I am very new to graph tool and graphs in general and hence this naive question.
I have created a 2D square lattice graph as such:
L=4
g = gt.lattice([L,L])
idx = g.vertex_index.copy()
x = g.new_vertex_property("double")
y = g.new_vertex_property("double")
x.a = idx.a % L
y.a = idx.a // L
pos = group_vector_property([x,y])
graph_draw(g,pos,vertex_text=g.vertex_index)
And then I add a property called ‘act_stat’ to each vertex:
(act_stat can be 0 or 1):
act_stat = g.new_vertex_property("int")
act_stat.a = np.random.randint(2,size=L**2)

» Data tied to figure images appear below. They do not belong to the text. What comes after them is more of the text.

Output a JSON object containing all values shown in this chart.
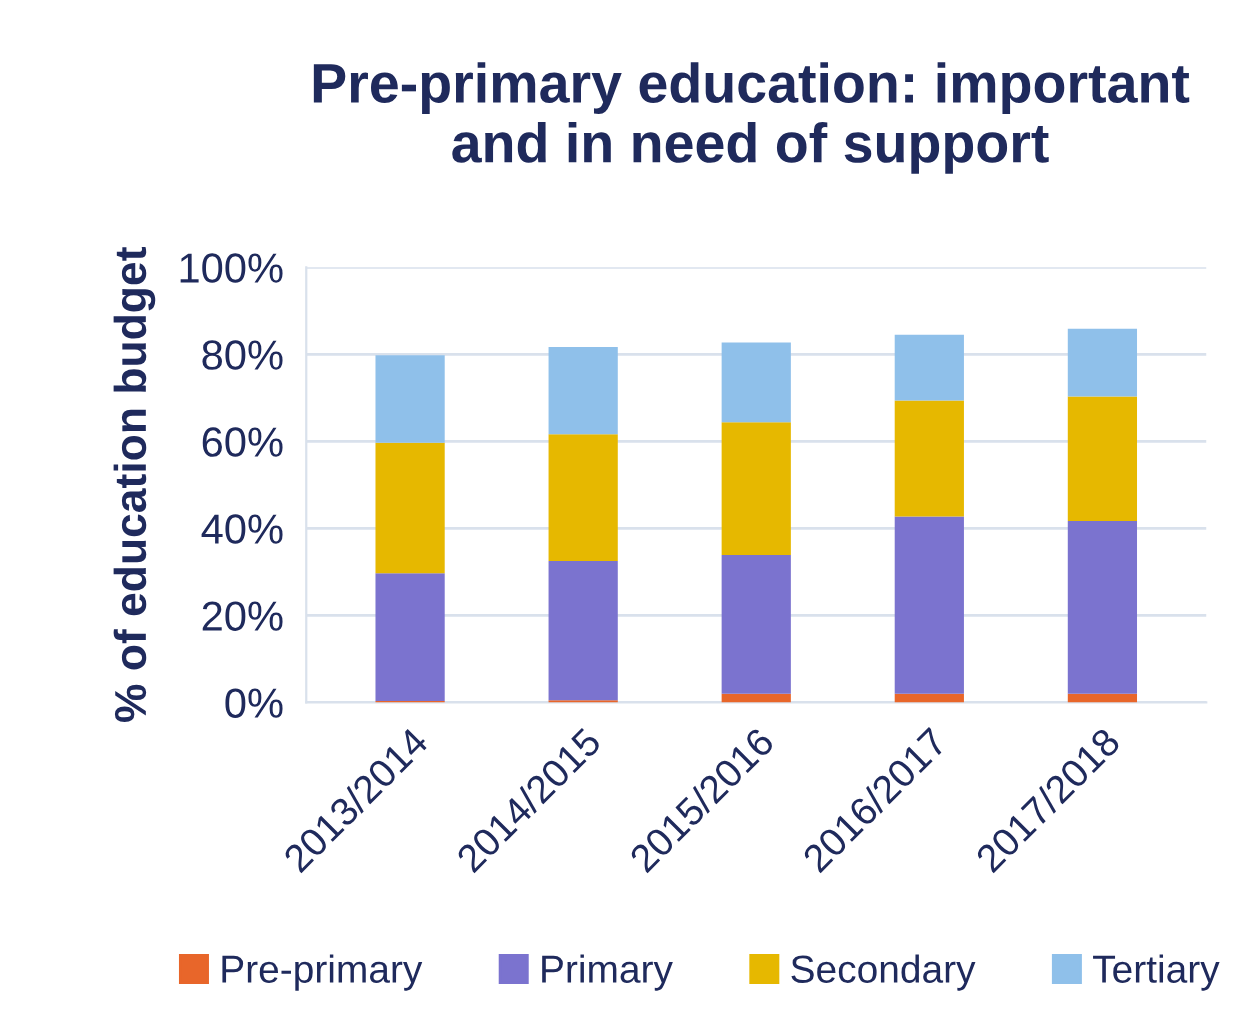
{
  "chart_data": {
    "type": "bar",
    "title": "Pre-primary education: important\nand in need of support",
    "ylabel": "% of education budget",
    "categories": [
      "2013/2014",
      "2014/2015",
      "2015/2016",
      "2016/2017",
      "2017/2018"
    ],
    "stacked": true,
    "series": [
      {
        "name": "Pre-primary",
        "color": "#e8662a",
        "values": [
          0.3,
          0.5,
          2.0,
          2.0,
          2.0
        ]
      },
      {
        "name": "Primary",
        "color": "#7b73cf",
        "values": [
          29.4,
          32.0,
          31.9,
          40.7,
          39.7
        ]
      },
      {
        "name": "Secondary",
        "color": "#e6b800",
        "values": [
          30.0,
          29.1,
          30.5,
          26.7,
          28.6
        ]
      },
      {
        "name": "Tertiary",
        "color": "#8fc0ea",
        "values": [
          20.1,
          20.1,
          18.3,
          15.1,
          15.6
        ]
      }
    ],
    "ylim": [
      0,
      100
    ],
    "yticks": [
      {
        "value": 0,
        "label": "0%"
      },
      {
        "value": 20,
        "label": "20%"
      },
      {
        "value": 40,
        "label": "40%"
      },
      {
        "value": 60,
        "label": "60%"
      },
      {
        "value": 80,
        "label": "80%"
      },
      {
        "value": 100,
        "label": "100%"
      }
    ],
    "grid": "y",
    "legend": "bottom"
  }
}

graph_draw(g,pos,vertex_text=act_stat)
How do I randomly find a vertex which has an ‘act_stat = 0’, and find all the vertices with ‘act_stat=0’ connected to it either directly or through a line of ‘act_stat=1’ vertices.
I do not want to delete the ‘act_stat=1’ vertices using filtering because the goal is to find the path of minimum distances between the randomly chosen ‘act_stat=0’ and all other ‘act_stat=0’ vertices connected to it either directly or through a line of ‘act_stat=1’ vertices.
Any tips on which functions to use will also be greatly appreciated.
From what I understand, I need to use Djikstra’s search algorithm to find the shortest paths between a randomly choses source ‘act_stat=0’ vertex and all other ‘act_stat=0’ vertices connected to it directly or via ‘act_stat=1’.
But how do I find all the ‘act_stat=0’ vertices connected to the source ‘act_stat=0’ vertex? Should I first run some kind of depth-first search to find a list of all ‘act_stat=0’ vertices and then for each vertex in that list, run a Djikstra search to find the path of minimum distance to that vertex?